Brown surely has very little chance of winning any future election...one would think -- however with every problem comes opportunity. There are some very culpable people who have got us all into this absolute shambles (we obviously know who they are)..... some of them have pleaded their little apologies. However they have held onto their booty. Brown, if he has any gumption, will see that asset recovery from these people will be welcomed by the voting classes ---- action in which monies flow back into the coffers will be highly regarded and he can then show his true leadership qualities. Does he want to avoid some of the labels that he has rightly picked up ? This would be his one and only chance...
16. inflation is eating my savings said...
Don't give me that goodie good b***s**t.
>I'm all right, Jack - keep your hands off of my stash
DSOM is infinity in a grain of sand!
17. paul said...
Agreed who stole my pension.

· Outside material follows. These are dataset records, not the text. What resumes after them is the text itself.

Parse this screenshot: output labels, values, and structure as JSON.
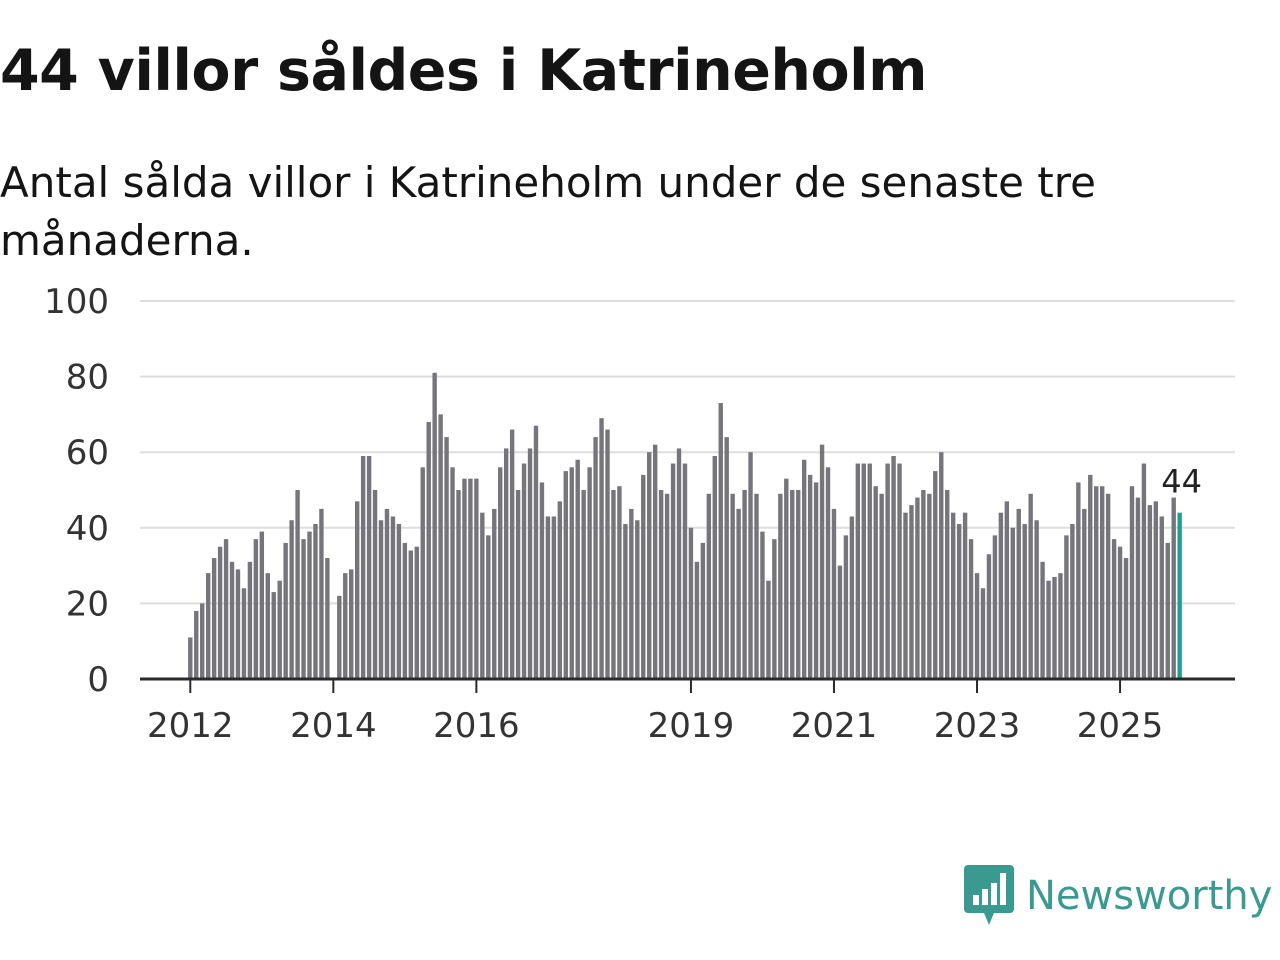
{
  "title": "44 villor såldes i Katrineholm",
  "subtitle": "Antal sålda villor i Katrineholm under de senaste tre månaderna.",
  "brand": {
    "name": "Newsworthy",
    "color": "#3a9a92"
  },
  "colors": {
    "bar": "#76757b",
    "highlight": "#1f9e95",
    "grid": "#dedede",
    "axis": "#2a2a2a"
  },
  "chart_data": {
    "type": "bar",
    "title": "44 villor såldes i Katrineholm",
    "xlabel": "",
    "ylabel": "",
    "ylim": [
      0,
      100
    ],
    "yticks": [
      0,
      20,
      40,
      60,
      80,
      100
    ],
    "xtick_labels": [
      "2012",
      "2014",
      "2016",
      "2019",
      "2021",
      "2023",
      "2025"
    ],
    "start_month": "2012-01",
    "highlight_value": 44,
    "highlight_label": "44",
    "series": [
      {
        "name": "Antal sålda villor (3 mån)",
        "values": [
          11,
          18,
          20,
          28,
          32,
          35,
          37,
          31,
          29,
          24,
          31,
          37,
          39,
          28,
          23,
          26,
          36,
          42,
          50,
          37,
          39,
          41,
          45,
          32,
          null,
          22,
          28,
          29,
          47,
          59,
          59,
          50,
          42,
          45,
          43,
          41,
          36,
          34,
          35,
          56,
          68,
          81,
          70,
          64,
          56,
          50,
          53,
          53,
          53,
          44,
          38,
          45,
          56,
          61,
          66,
          50,
          57,
          61,
          67,
          52,
          43,
          43,
          47,
          55,
          56,
          58,
          50,
          56,
          64,
          69,
          66,
          50,
          51,
          41,
          45,
          42,
          54,
          60,
          62,
          50,
          49,
          57,
          61,
          57,
          40,
          31,
          36,
          49,
          59,
          73,
          64,
          49,
          45,
          50,
          60,
          49,
          39,
          26,
          37,
          49,
          53,
          50,
          50,
          58,
          54,
          52,
          62,
          56,
          45,
          30,
          38,
          43,
          57,
          57,
          57,
          51,
          49,
          57,
          59,
          57,
          44,
          46,
          48,
          50,
          49,
          55,
          60,
          50,
          44,
          41,
          44,
          37,
          28,
          24,
          33,
          38,
          44,
          47,
          40,
          45,
          41,
          49,
          42,
          31,
          26,
          27,
          28,
          38,
          41,
          52,
          45,
          54,
          51,
          51,
          49,
          37,
          35,
          32,
          51,
          48,
          57,
          46,
          47,
          43,
          36,
          48,
          44
        ]
      }
    ]
  }
}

I winced when I read the other post from the article about Mervyn King's speech:
"Mervyn King said that from the early 1990s until the start of the credit crunch in 2007, monetary policy was successful in controlling inflation and maintaining economic stability."
Excuse me? Come again? Monetary policy was successful what what?
18. hpwatcher said...
Gordon Brown MUST go, King MUST go and Darling must go.